Agassi understands such responses because, "You've got to remember: I spent many years angry and disappointed at myself."
He said he simply felt compelled to confess to using crystal meth "a lot" in 1997, failing a doping test that year, lying to the men's tennis tour about how the drug entered his system and avoiding punishment.
"How can you tell people to not hide from truth when you hide from it?" Agassi said in the interview. "While I know this story cuts against the grain of one's perceptions of me, it is the true me. And I believe in that authenticity."
He added: "I have no regrets about what's in there."
There are plenty of fascinating passages, aside from the "sensationalised" excerpts sold to magazines and newspapers as part of the publicity push.
He hopes people will read the entire book so they can appreciate what he called its "power."

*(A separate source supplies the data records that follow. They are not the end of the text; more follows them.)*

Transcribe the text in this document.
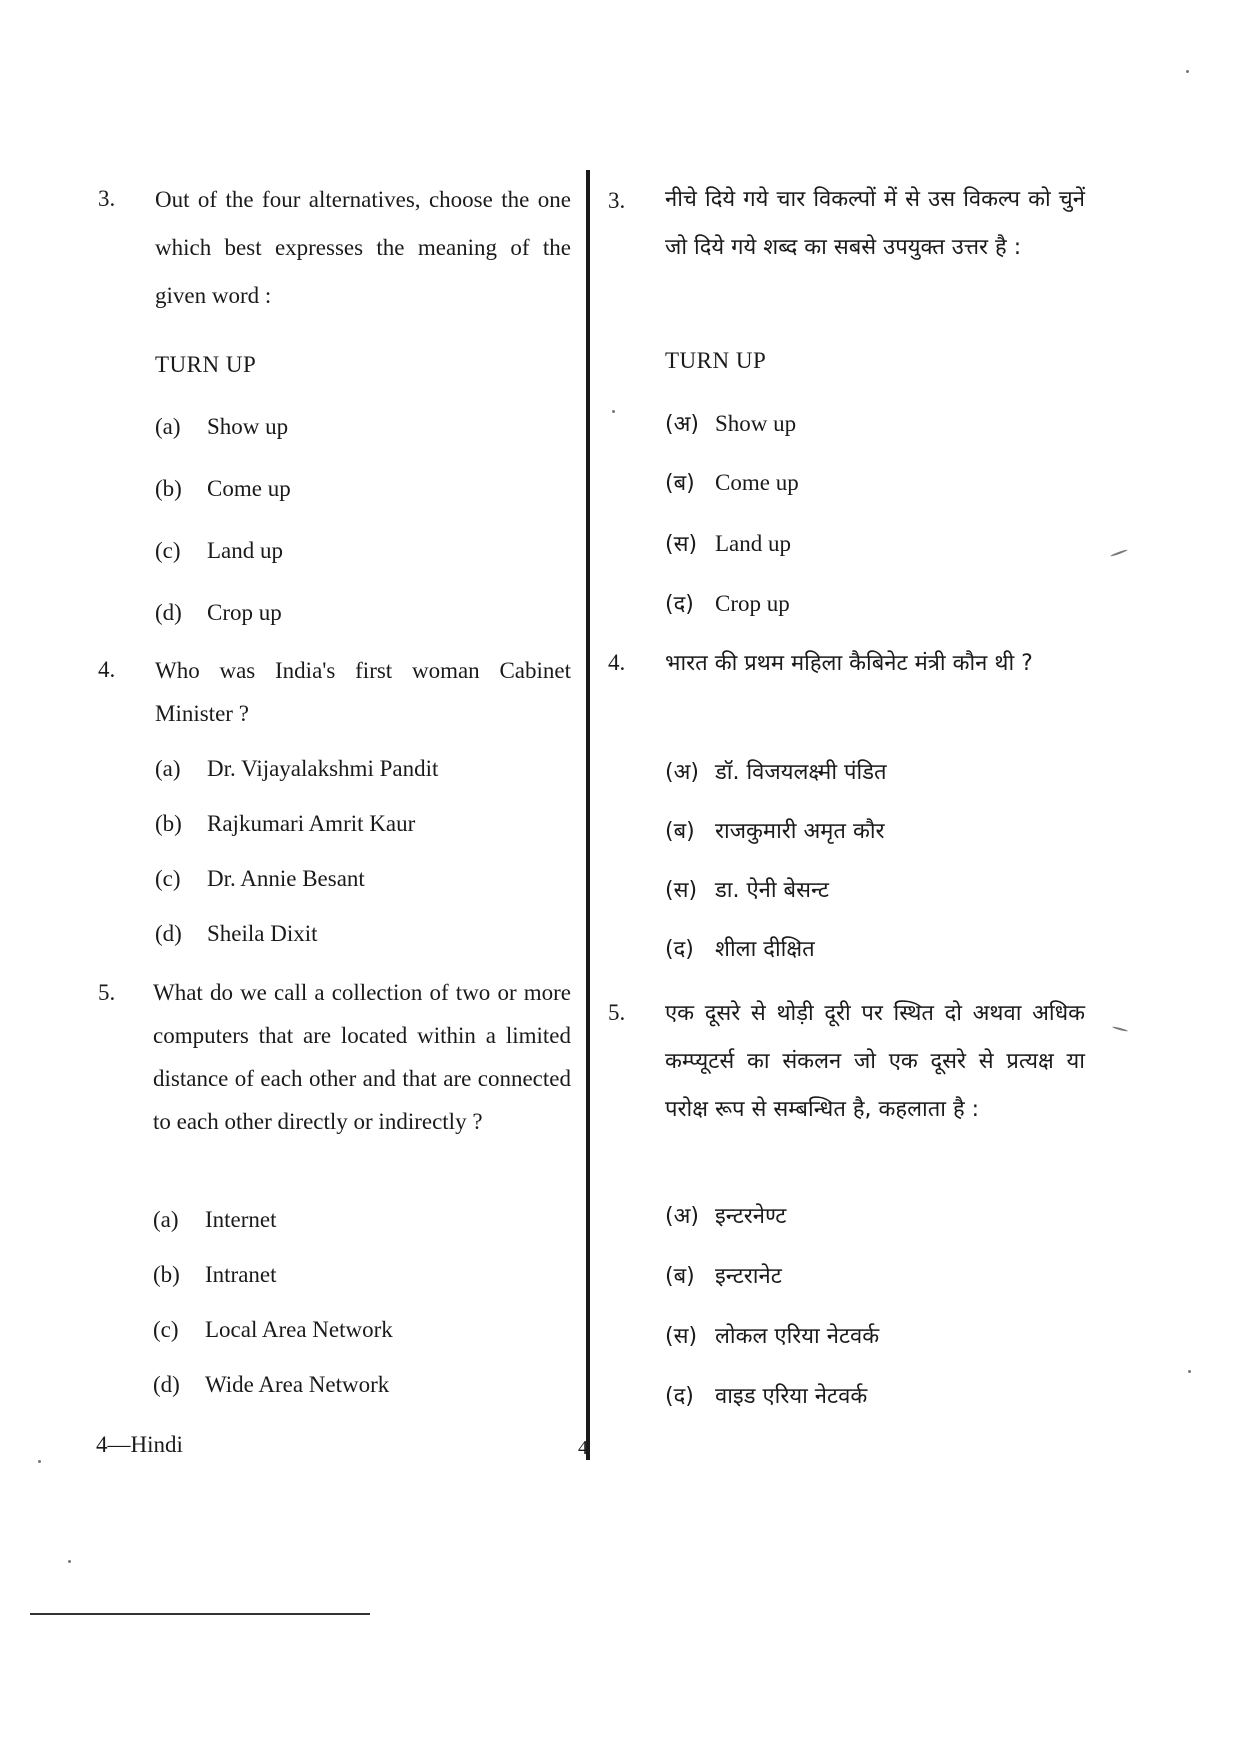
3. Out of the four alternatives, choose the one which best expresses the meaning of the given word :
TURN UP
(a) Show up
(b) Come up
(c) Land up
(d) Crop up
4. Who was India's first woman Cabinet Minister ?
(a) Dr. Vijayalakshmi Pandit
(b) Rajkumari Amrit Kaur
(c) Dr. Annie Besant
(d) Sheila Dixit
5. What do we call a collection of two or more computers that are located within a limited distance of each other and that are connected to each other directly or indirectly ?
(a) Internet
(b) Intranet
(c) Local Area Network
(d) Wide Area Network
3. नीचे दिये गये चार विकल्पों में से उस विकल्प को चुनें जो दिये गये शब्द का सबसे उपयुक्त उत्तर है :
TURN UP
(अ) Show up
(ब) Come up
(स) Land up
(द) Crop up
4. भारत की प्रथम महिला कैबिनेट मंत्री कौन थी ?
(अ) डॉ. विजयलक्ष्मी पंडित
(ब) राजकुमारी अमृत कौर
(स) डा. ऐनी बेसन्ट
(द) शीला दीक्षित
5. एक दूसरे से थोड़ी दूरी पर स्थित दो अथवा अधिक कम्प्यूटर्स का संकलन जो एक दूसरे से प्रत्यक्ष या परोक्ष रूप से सम्बन्धित है, कहलाता है :
(अ) इन्टरनेण्ट
(ब) इन्टरानेट
(स) लोकल एरिया नेटवर्क
(द) वाइड एरिया नेटवर्क
4—Hindi	4
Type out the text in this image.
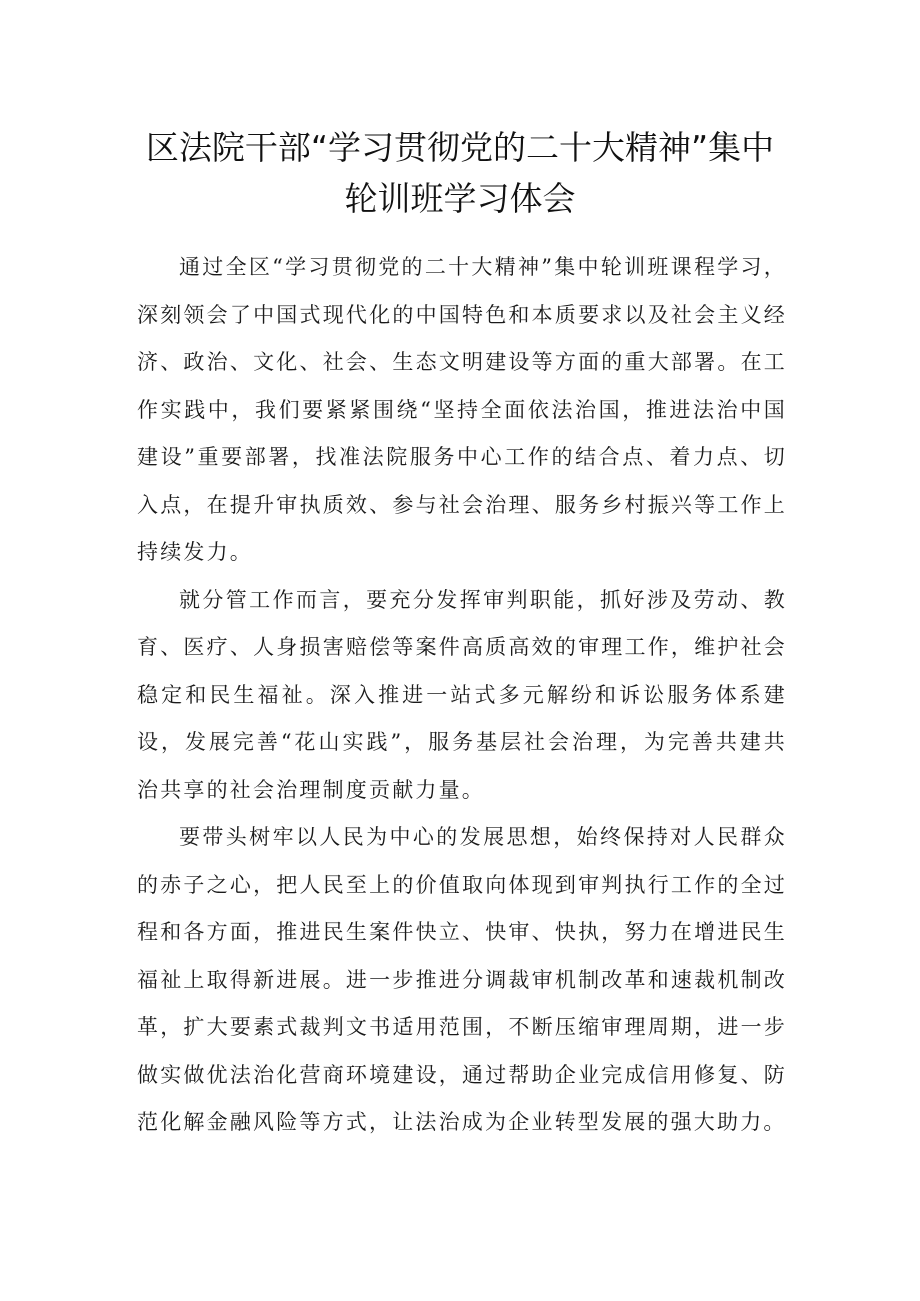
区法院干部“学习贯彻党的二十大精神”集中
轮训班学习体会

通过全区“学习贯彻党的二十大精神”集中轮训班课程学习，深刻领会了中国式现代化的中国特色和本质要求以及社会主义经济、政治、文化、社会、生态文明建设等方面的重大部署。在工作实践中，我们要紧紧围绕“坚持全面依法治国，推进法治中国建设”重要部署，找准法院服务中心工作的结合点、着力点、切入点，在提升审执质效、参与社会治理、服务乡村振兴等工作上持续发力。

就分管工作而言，要充分发挥审判职能，抓好涉及劳动、教育、医疗、人身损害赔偿等案件高质高效的审理工作，维护社会稳定和民生福祉。深入推进一站式多元解纷和诉讼服务体系建设，发展完善“花山实践”，服务基层社会治理，为完善共建共治共享的社会治理制度贡献力量。

要带头树牢以人民为中心的发展思想，始终保持对人民群众的赤子之心，把人民至上的价值取向体现到审判执行工作的全过程和各方面，推进民生案件快立、快审、快执，努力在增进民生福祉上取得新进展。进一步推进分调裁审机制改革和速裁机制改革，扩大要素式裁判文书适用范围，不断压缩审理周期，进一步做实做优法治化营商环境建设，通过帮助企业完成信用修复、防范化解金融风险等方式，让法治成为企业转型发展的强大助力。
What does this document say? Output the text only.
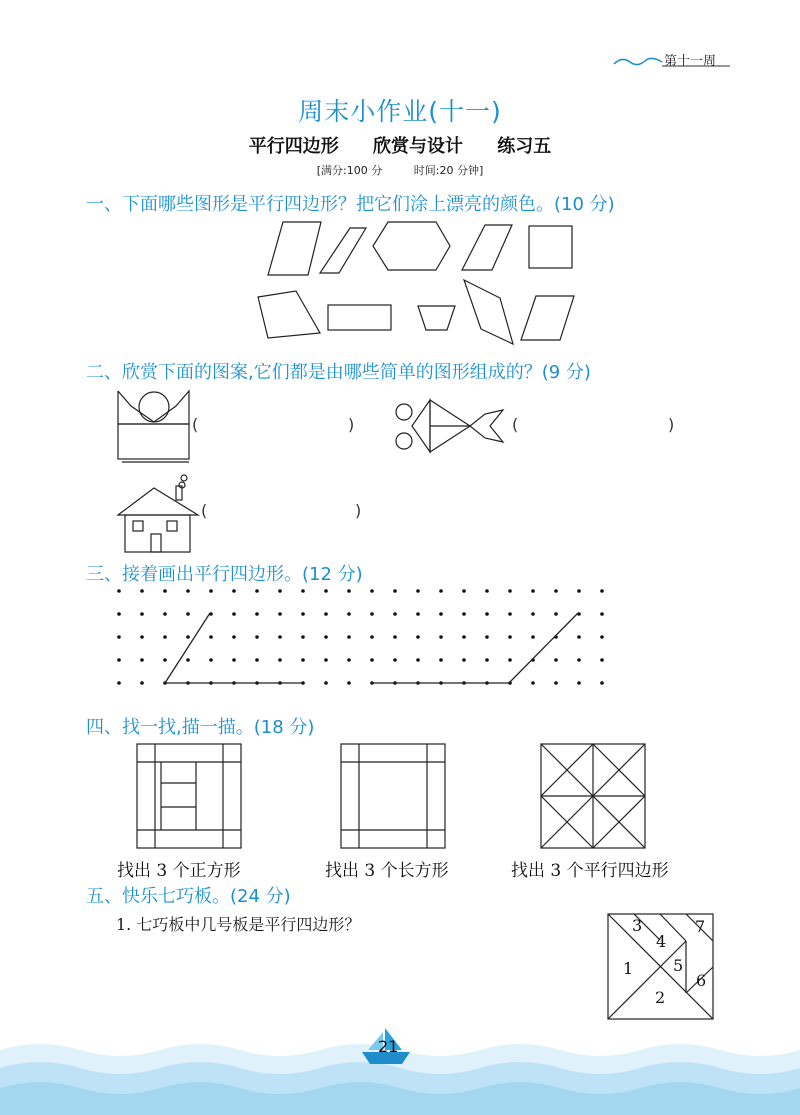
第十一周
周末小作业(十一)
平行四边形 欣赏与设计 练习五
[满分:100 分	时间:20 分钟]
一、下面哪些图形是平行四边形？把它们涂上漂亮的颜色。(10 分)
二、欣赏下面的图案,它们都是由哪些简单的图形组成的？(9 分)
(	)	(	)
(	)
三、接着画出平行四边形。(12 分)
四、找一找,描一描。(18 分)
找出 3 个正方形	找出 3 个长方形	找出 3 个平行四边形
五、快乐七巧板。(24 分)
1. 七巧板中几号板是平行四边形？	3	7
4
5
1
6
2
21
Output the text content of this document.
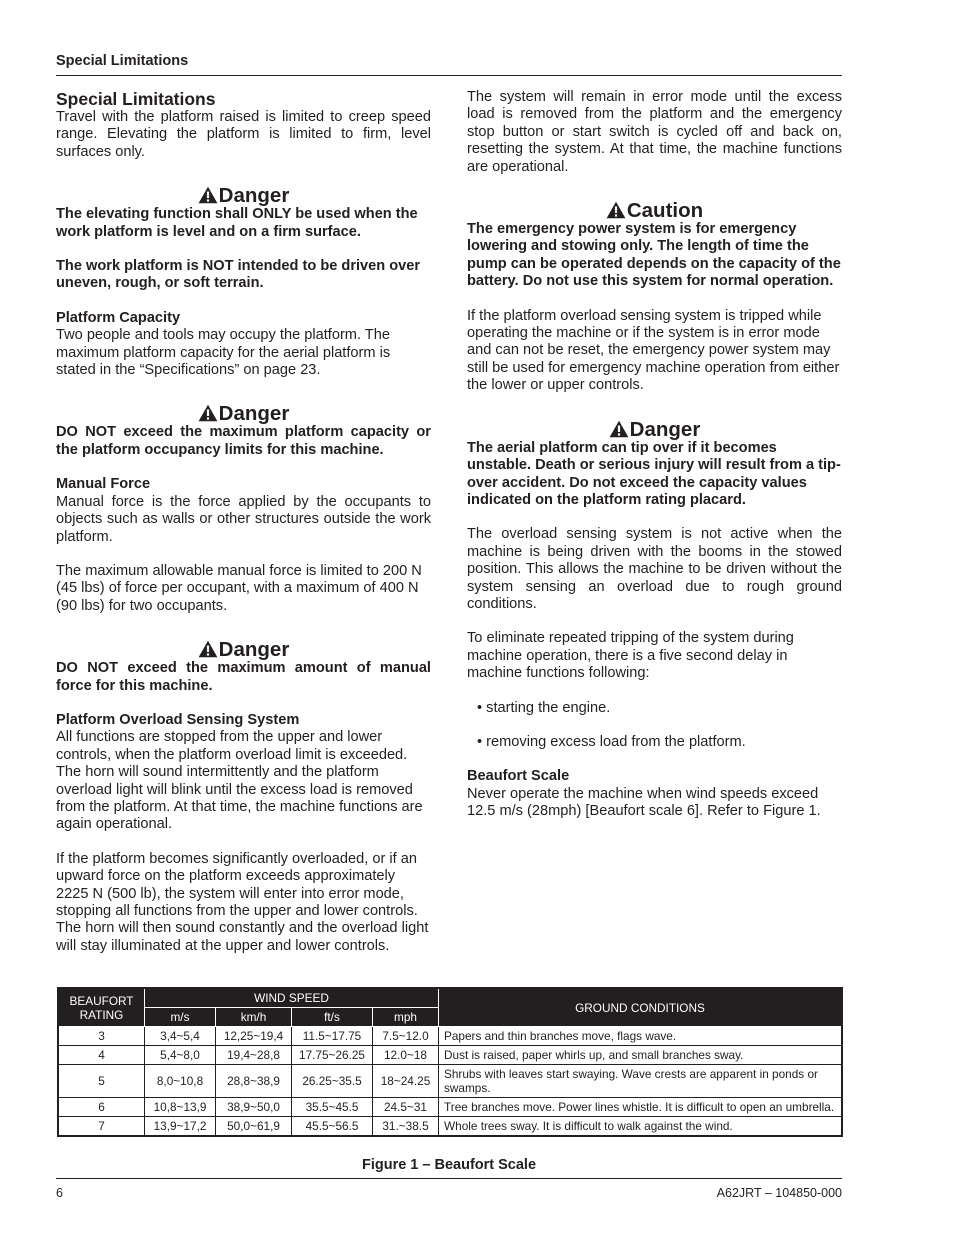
Special Limitations

Special Limitations

Travel with the platform raised is limited to creep speed range. Elevating the platform is limited to firm, level surfaces only.

Danger

The elevating function shall ONLY be used when the work platform is level and on a firm surface.

The work platform is NOT intended to be driven over uneven, rough, or soft terrain.

Platform Capacity

Two people and tools may occupy the platform. The maximum platform capacity for the aerial platform is stated in the “Specifications” on page 23.

Danger

DO NOT exceed the maximum platform capacity or the platform occupancy limits for this machine.

Manual Force

Manual force is the force applied by the occupants to objects such as walls or other structures outside the work platform.

The maximum allowable manual force is limited to 200 N (45 lbs) of force per occupant, with a maximum of 400 N (90 lbs) for two occupants.

Danger

DO NOT exceed the maximum amount of manual force for this machine.

Platform Overload Sensing System

All functions are stopped from the upper and lower controls, when the platform overload limit is exceeded. The horn will sound intermittently and the platform overload light will blink until the excess load is removed from the platform. At that time, the machine functions are again operational.

If the platform becomes significantly overloaded, or if an upward force on the platform exceeds approximately 2225 N (500 lb), the system will enter into error mode, stopping all functions from the upper and lower controls. The horn will then sound constantly and the overload light will stay illuminated at the upper and lower controls.

The system will remain in error mode until the excess load is removed from the platform and the emergency stop button or start switch is cycled off and back on, resetting the system. At that time, the machine functions are operational.

Caution

The emergency power system is for emergency lowering and stowing only. The length of time the pump can be operated depends on the capacity of the battery. Do not use this system for normal operation.

If the platform overload sensing system is tripped while operating the machine or if the system is in error mode and can not be reset, the emergency power system may still be used for emergency machine operation from either the lower or upper controls.

Danger

The aerial platform can tip over if it becomes unstable. Death or serious injury will result from a tip-over accident. Do not exceed the capacity values indicated on the platform rating placard.

The overload sensing system is not active when the machine is being driven with the booms in the stowed position. This allows the machine to be driven without the system sensing an overload due to rough ground conditions.

To eliminate repeated tripping of the system during machine operation, there is a five second delay in machine functions following:

• starting the engine.

• removing excess load from the platform.

Beaufort Scale

Never operate the machine when wind speeds exceed 12.5 m/s (28mph) [Beaufort scale 6]. Refer to Figure 1.

BEAUFORT RATING	WIND SPEED				GROUND CONDITIONS
	m/s	km/h	ft/s	mph	
3	3,4~5,4	12,25~19,4	11.5~17.75	7.5~12.0	Papers and thin branches move, flags wave.
4	5,4~8,0	19,4~28,8	17.75~26.25	12.0~18	Dust is raised, paper whirls up, and small branches sway.
5	8,0~10,8	28,8~38,9	26.25~35.5	18~24.25	Shrubs with leaves start swaying. Wave crests are apparent in ponds or swamps.
6	10,8~13,9	38,9~50,0	35.5~45.5	24.5~31	Tree branches move. Power lines whistle. It is difficult to open an umbrella.
7	13,9~17,2	50,0~61,9	45.5~56.5	31.~38.5	Whole trees sway. It is difficult to walk against the wind.
Figure 1 – Beaufort Scale
6	A62JRT – 104850-000
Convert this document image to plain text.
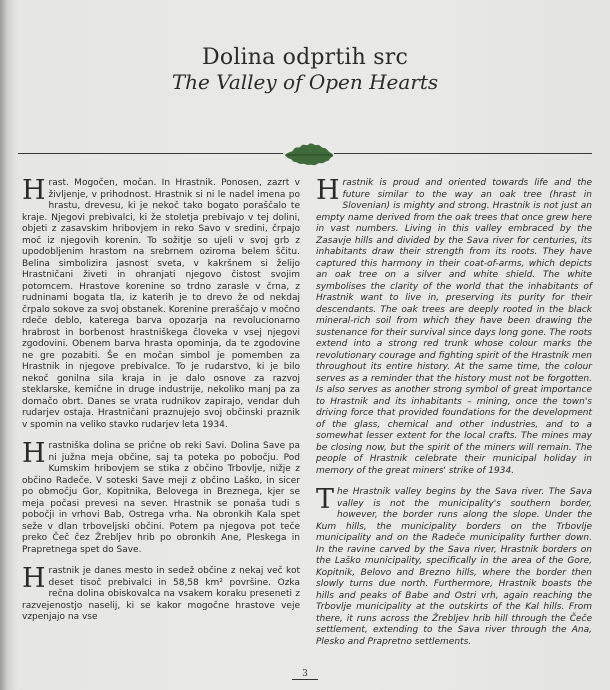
Dolina odprtih src
The Valley of Open Hearts

Hrast. Mogočen, močan. In Hrastnik. Ponosen, zazrt v življenje, v prihodnost. Hrastnik si ni le nadel imena po hrastu, drevesu, ki je nekoč tako bogato poraščalo te kraje. Njegovi prebivalci, ki že stoletja prebivajo v tej dolini, objeti z zasavskim hribovjem in reko Savo v sredini, črpajo moč iz njegovih korenin. To sožitje so ujeli v svoj grb z upodobljenim hrastom na srebrnem oziroma belem ščitu. Belina simbolizira jasnost sveta, v kakršnem si želijo Hrastničani živeti in ohranjati njegovo čistost svojim potomcem. Hrastove korenine so trdno zarasle v črna, z rudninami bogata tla, iz katerih je to drevo že od nekdaj črpalo sokove za svoj obstanek. Korenine preraščajo v močno rdeče deblo, katerega barva opozarja na revolucionarno hrabrost in borbenost hrastniškega človeka v vsej njegovi zgodovini. Obenem barva hrasta opominja, da te zgodovine ne gre pozabiti. Še en močan simbol je pomemben za Hrastnik in njegove prebivalce. To je rudarstvo, ki je bilo nekoč gonilna sila kraja in je dalo osnove za razvoj steklarske, kemične in druge industrije, nekoliko manj pa za domačo obrt. Danes se vrata rudnikov zapirajo, vendar duh rudarjev ostaja. Hrastničani praznujejo svoj občinski praznik v spomin na veliko stavko rudarjev leta 1934.

Hrastniška dolina se prične ob reki Savi. Dolina Save pa ni južna meja občine, saj ta poteka po pobočju. Pod Kumskim hribovjem se stika z občino Trbovlje, nižje z občino Radeče. V soteski Save meji z občino Laško, in sicer po območju Gor, Kopitnika, Belovega in Breznega, kjer se meja počasi prevesi na sever. Hrastnik se ponaša tudi s pobočji in vrhovi Bab, Ostrega vrha. Na obronkih Kala spet seže v dlan trboveljski občini. Potem pa njegova pot teče preko Čeč čez Žrebljev hrib po obronkih Ane, Pleskega in Prapretnega spet do Save.

Hrastnik je danes mesto in sedež občine z nekaj več kot deset tisoč prebivalci in 58,58 km² površine. Ozka rečna dolina obiskovalca na vsakem koraku preseneti z razvejenostjo naselij, ki se kakor mogočne hrastove veje vzpenjajo na vse

Hrastnik is proud and oriented towards life and the future similar to the way an oak tree (hrast in Slovenian) is mighty and strong. Hrastnik is not just an empty name derived from the oak trees that once grew here in vast numbers. Living in this valley embraced by the Zasavje hills and divided by the Sava river for centuries, its inhabitants draw their strength from its roots. They have captured this harmony in their coat-of-arms, which depicts an oak tree on a silver and white shield. The white symbolises the clarity of the world that the inhabitants of Hrastnik want to live in, preserving its purity for their descendants. The oak trees are deeply rooted in the black mineral-rich soil from which they have been drawing the sustenance for their survival since days long gone. The roots extend into a strong red trunk whose colour marks the revolutionary courage and fighting spirit of the Hrastnik men throughout its entire history. At the same time, the colour serves as a reminder that the history must not be forgotten. Is also serves as another strong symbol of great importance to Hrastnik and its inhabitants – mining, once the town's driving force that provided foundations for the development of the glass, chemical and other industries, and to a somewhat lesser extent for the local crafts. The mines may be closing now, but the spirit of the miners will remain. The people of Hrastnik celebrate their municipal holiday in memory of the great miners' strike of 1934.

The Hrastnik valley begins by the Sava river. The Sava valley is not the municipality's southern border, however, the border runs along the slope. Under the Kum hills, the municipality borders on the Trbovlje municipality and on the Radeče municipality further down. In the ravine carved by the Sava river, Hrastnik borders on the Laško municipality, specifically in the area of the Gore, Kopitnik, Belovo and Brezno hills, where the border then slowly turns due north. Furthermore, Hrastnik boasts the hills and peaks of Babe and Ostri vrh, again reaching the Trbovlje municipality at the outskirts of the Kal hills. From there, it runs across the Žrebljev hrib hill through the Čeče settlement, extending to the Sava river through the Ana, Plesko and Prapretno settlements.

3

"It's about me learning how to commit fully, despite the fear of failure," he said. "It's a person waking up in a life that they didn't choose, in a life that they maybe don't want, and not being sure how to take ownership of their own life, and figuring that out."
The book also is about tennis:
Agassi tells of betting coach Brad Gilbert about how much Sampras tipped a parking valet; they ask the valet, who says $1; Agassi's conclusion: "We could not be more different, Pete and I."
When Chang wins the 1989 French Open, Agassi thinks, "I feel sickened. How could Chang, of all people, have won a Slam before me?"
He also says of sports writers: "They never get it right. When I tank, they say I'm not good enough; when I'm not good enough, they say I tank."